Vancouver’s Finning International Inc. (TSX:FTT) reported a 55% decline in first quarter profits from a 25% drop in quarterly revenue.
Net income fell to $20 million compared with a net profit of $45 million in the same period a year ago. Quarterly revenue fell to $1 billion from $1.36 billion, due to a decline in new equipment sales throughout the company’s operations.
New equipment sales fell 45% as a result of soft market conditions outside the mining sector. Used equipment sales fell 23%, while used equipment rentals fell 19%.
Quarterly profits were bolstered slightly by a 13% decline in selling and administrative expenses, the result of cost cutting and productivity improvements. The company said it plans to cut administrative expenses by $200 million from 2008 levels.
“First quarter results came in as expected,” said Mike Waites, Finning International’s president and CEO. “Our business is improving, particularly in South America.
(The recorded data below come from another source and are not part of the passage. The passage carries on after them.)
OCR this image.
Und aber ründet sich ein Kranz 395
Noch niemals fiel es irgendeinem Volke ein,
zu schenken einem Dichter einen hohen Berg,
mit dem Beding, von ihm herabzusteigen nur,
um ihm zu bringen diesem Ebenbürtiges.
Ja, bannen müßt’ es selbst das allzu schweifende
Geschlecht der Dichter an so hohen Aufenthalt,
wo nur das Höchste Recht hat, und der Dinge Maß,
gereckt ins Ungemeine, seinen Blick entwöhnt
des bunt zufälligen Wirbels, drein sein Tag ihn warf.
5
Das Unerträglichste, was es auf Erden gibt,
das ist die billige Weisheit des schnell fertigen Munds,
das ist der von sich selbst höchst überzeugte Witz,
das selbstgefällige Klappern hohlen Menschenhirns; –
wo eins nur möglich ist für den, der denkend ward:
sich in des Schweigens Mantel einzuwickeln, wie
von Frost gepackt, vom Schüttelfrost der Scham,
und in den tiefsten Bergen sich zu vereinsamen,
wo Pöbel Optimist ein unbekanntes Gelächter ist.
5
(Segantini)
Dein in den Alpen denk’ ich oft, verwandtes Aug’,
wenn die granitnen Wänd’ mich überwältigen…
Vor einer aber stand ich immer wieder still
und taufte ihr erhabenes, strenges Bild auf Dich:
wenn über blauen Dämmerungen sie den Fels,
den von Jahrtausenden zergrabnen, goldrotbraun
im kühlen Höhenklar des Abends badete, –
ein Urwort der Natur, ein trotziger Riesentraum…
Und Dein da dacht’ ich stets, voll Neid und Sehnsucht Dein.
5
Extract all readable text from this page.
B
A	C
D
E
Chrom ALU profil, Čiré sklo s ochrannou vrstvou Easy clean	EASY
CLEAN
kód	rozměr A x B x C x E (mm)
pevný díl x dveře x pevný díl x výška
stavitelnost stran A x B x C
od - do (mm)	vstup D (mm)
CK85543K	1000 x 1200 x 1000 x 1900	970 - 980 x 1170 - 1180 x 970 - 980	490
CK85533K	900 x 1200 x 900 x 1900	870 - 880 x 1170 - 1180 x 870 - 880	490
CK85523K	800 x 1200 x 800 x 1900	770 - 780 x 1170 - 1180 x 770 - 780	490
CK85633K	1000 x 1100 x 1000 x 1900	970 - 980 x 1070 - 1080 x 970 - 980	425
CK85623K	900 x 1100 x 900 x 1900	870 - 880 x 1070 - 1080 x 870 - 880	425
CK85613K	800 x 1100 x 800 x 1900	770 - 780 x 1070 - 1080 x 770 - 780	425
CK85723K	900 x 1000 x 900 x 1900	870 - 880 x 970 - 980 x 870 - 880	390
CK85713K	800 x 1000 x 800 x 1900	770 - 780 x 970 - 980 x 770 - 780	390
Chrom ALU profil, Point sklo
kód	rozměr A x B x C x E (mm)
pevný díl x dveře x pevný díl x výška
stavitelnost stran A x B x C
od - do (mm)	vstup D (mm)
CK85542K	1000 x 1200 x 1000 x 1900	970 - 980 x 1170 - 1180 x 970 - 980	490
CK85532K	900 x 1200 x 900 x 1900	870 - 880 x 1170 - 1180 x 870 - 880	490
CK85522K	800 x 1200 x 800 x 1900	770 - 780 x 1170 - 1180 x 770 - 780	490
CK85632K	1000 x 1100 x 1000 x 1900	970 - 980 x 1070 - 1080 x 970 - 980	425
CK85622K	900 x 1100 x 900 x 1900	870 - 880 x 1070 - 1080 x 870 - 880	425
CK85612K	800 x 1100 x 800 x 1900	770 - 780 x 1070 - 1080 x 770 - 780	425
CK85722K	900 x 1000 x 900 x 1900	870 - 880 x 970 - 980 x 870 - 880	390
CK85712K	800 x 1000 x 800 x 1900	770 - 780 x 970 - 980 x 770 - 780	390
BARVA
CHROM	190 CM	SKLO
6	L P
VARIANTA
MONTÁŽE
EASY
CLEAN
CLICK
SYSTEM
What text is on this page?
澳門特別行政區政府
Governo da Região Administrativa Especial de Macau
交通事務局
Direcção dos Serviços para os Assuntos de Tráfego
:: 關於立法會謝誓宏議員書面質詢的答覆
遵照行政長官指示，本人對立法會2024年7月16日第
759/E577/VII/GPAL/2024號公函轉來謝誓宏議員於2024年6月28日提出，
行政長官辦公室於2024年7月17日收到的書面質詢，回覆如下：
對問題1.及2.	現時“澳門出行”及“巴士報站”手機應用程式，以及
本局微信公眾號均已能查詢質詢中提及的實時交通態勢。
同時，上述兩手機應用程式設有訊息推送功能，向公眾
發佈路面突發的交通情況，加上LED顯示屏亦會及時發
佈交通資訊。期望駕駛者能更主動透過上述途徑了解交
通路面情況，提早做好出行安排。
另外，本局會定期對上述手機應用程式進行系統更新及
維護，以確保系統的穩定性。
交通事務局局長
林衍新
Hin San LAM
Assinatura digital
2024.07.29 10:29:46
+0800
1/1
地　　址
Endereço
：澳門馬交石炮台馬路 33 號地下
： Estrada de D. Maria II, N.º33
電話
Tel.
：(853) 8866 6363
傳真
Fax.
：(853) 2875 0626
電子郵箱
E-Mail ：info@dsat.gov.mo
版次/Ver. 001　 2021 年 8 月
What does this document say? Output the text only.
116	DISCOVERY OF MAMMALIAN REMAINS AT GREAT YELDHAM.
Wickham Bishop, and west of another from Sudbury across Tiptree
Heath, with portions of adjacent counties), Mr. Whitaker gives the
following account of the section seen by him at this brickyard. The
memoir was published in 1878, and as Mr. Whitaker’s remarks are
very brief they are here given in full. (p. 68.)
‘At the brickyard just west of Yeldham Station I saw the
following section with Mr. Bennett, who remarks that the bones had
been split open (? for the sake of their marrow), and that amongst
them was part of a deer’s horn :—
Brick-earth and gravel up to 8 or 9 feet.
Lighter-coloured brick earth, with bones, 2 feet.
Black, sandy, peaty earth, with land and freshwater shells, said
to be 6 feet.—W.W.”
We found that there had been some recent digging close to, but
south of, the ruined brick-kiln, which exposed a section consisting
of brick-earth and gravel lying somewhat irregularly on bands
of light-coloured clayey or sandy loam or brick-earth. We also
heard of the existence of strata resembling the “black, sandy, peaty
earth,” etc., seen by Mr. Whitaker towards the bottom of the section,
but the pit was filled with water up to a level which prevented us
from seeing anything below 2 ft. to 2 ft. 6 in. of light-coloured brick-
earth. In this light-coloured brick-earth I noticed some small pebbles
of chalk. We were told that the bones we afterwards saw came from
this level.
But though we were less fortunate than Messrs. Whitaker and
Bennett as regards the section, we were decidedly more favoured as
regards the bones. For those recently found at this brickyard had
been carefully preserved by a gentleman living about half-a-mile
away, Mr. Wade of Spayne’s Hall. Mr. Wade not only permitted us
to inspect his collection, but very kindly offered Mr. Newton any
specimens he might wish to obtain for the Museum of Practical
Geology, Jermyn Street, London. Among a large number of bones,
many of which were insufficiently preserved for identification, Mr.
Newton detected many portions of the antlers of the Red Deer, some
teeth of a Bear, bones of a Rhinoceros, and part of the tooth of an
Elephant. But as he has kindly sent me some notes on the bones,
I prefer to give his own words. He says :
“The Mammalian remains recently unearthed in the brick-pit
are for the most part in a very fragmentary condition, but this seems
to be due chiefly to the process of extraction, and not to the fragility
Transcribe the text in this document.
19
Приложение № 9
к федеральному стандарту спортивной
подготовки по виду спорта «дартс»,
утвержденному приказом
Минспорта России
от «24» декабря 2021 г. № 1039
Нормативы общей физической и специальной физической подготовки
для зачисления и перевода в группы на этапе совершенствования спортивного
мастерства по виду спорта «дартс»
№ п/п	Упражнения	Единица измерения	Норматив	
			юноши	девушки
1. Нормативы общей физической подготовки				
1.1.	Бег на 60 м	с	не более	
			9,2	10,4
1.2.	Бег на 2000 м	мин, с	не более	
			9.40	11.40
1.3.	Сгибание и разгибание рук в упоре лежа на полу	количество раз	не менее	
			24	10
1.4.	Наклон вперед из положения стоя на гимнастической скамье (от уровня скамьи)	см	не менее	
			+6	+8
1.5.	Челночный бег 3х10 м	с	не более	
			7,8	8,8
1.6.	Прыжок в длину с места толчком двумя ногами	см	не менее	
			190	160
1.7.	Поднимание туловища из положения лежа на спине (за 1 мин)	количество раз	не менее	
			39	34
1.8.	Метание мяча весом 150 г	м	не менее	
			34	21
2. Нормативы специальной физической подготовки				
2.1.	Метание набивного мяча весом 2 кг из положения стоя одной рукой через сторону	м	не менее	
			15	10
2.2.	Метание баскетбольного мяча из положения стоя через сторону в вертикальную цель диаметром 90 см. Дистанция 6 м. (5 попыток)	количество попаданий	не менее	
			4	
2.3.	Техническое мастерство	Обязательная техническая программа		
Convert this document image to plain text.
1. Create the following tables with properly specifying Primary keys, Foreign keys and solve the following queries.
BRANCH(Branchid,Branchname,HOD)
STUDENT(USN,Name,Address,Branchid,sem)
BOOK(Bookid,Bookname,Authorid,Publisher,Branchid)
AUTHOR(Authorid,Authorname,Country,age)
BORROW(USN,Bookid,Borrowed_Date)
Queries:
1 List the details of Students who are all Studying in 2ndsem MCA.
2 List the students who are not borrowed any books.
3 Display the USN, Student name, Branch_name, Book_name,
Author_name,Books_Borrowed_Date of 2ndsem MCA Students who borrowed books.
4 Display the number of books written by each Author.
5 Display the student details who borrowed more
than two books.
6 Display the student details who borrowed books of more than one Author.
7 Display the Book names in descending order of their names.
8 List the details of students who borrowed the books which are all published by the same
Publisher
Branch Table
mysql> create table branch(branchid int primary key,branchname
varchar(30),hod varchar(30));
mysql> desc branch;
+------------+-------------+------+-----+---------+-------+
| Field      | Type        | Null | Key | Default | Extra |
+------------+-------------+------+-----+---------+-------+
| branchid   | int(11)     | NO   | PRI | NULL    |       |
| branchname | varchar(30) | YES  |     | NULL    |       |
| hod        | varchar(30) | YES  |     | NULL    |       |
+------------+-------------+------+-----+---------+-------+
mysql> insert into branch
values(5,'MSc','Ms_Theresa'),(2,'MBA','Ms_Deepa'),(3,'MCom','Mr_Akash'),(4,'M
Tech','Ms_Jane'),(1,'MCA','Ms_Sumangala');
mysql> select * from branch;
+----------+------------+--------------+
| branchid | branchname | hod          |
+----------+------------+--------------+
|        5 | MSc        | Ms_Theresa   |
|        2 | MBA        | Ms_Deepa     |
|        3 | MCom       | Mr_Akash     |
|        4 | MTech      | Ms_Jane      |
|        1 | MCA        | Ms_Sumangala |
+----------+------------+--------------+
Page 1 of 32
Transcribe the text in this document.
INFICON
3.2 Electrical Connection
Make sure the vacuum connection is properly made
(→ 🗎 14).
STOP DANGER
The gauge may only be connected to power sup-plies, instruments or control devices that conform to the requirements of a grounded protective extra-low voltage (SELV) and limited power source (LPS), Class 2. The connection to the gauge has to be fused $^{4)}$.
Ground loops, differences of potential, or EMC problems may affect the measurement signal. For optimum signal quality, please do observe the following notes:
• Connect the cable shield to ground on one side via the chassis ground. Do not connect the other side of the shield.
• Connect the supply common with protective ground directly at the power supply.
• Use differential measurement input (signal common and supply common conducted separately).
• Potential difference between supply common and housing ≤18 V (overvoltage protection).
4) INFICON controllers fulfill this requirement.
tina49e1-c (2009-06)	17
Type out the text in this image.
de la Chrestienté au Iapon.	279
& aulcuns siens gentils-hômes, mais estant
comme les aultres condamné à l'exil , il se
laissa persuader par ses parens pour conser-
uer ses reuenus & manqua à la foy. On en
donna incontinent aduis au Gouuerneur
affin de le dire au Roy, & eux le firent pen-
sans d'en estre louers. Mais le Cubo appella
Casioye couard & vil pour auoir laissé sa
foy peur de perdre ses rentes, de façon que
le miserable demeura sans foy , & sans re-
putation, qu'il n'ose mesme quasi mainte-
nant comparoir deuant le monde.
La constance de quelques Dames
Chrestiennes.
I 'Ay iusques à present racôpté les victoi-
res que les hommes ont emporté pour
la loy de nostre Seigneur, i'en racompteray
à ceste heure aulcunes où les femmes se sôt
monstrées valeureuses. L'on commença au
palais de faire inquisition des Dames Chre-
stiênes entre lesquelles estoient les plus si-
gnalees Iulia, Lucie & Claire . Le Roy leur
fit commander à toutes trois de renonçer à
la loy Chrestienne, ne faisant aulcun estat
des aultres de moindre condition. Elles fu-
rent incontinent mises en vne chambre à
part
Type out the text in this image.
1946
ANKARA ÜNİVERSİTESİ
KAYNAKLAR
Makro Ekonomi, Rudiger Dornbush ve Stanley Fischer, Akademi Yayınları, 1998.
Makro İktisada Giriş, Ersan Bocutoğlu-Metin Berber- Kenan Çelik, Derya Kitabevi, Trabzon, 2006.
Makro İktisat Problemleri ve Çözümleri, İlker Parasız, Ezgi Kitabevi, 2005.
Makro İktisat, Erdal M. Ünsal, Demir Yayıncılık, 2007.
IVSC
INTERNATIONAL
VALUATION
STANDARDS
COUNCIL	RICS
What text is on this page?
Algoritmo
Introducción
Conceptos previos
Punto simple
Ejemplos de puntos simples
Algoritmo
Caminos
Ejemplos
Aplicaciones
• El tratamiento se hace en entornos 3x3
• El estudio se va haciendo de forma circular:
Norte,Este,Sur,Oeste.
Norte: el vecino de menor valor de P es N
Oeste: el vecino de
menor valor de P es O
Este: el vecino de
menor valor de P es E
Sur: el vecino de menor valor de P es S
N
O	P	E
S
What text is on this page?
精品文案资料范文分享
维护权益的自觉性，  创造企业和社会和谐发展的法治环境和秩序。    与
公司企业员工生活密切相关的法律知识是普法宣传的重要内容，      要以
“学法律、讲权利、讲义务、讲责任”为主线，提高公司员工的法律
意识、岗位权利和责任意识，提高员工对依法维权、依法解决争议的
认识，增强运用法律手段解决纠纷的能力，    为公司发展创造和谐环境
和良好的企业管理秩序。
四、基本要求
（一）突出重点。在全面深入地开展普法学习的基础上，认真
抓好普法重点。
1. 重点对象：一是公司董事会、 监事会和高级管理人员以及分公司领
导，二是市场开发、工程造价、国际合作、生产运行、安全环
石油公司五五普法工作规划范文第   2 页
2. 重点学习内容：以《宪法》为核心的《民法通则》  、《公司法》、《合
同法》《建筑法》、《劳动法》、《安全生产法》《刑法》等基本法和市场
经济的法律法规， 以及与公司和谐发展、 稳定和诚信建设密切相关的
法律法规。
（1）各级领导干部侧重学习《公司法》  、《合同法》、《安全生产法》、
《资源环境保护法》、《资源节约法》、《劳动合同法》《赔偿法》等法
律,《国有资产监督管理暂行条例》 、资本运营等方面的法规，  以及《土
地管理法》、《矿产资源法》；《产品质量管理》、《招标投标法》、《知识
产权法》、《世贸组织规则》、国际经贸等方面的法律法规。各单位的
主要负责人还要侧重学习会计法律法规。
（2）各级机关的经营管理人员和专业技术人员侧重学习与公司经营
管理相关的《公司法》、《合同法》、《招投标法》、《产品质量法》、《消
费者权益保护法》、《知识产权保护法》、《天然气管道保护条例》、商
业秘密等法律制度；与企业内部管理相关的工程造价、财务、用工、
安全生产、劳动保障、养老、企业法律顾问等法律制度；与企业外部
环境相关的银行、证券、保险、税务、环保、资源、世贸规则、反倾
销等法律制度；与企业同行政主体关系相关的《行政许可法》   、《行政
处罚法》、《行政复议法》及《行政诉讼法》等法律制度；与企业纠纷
The mining sector is posting a strong recovery, which will support earnings growth for us going forward.”
Finning’s sales in Canada reported the largest decline, falling $58.7% in the first quarter. U.K. revenues were down 20.2% and only $15.7% in the company’s South American operations.
Last week the company announced the sale of its U.K. rental equipment business for $171 million to an affiliate of Sun European Partners LLP. Proceeds from the sale will be used to reduce debt and further strengthen the company’s balance sheet.
Finning’s share price range during the past week: between $18.59 and $19.51; 52-week high: $20; 52-week low: $13.25.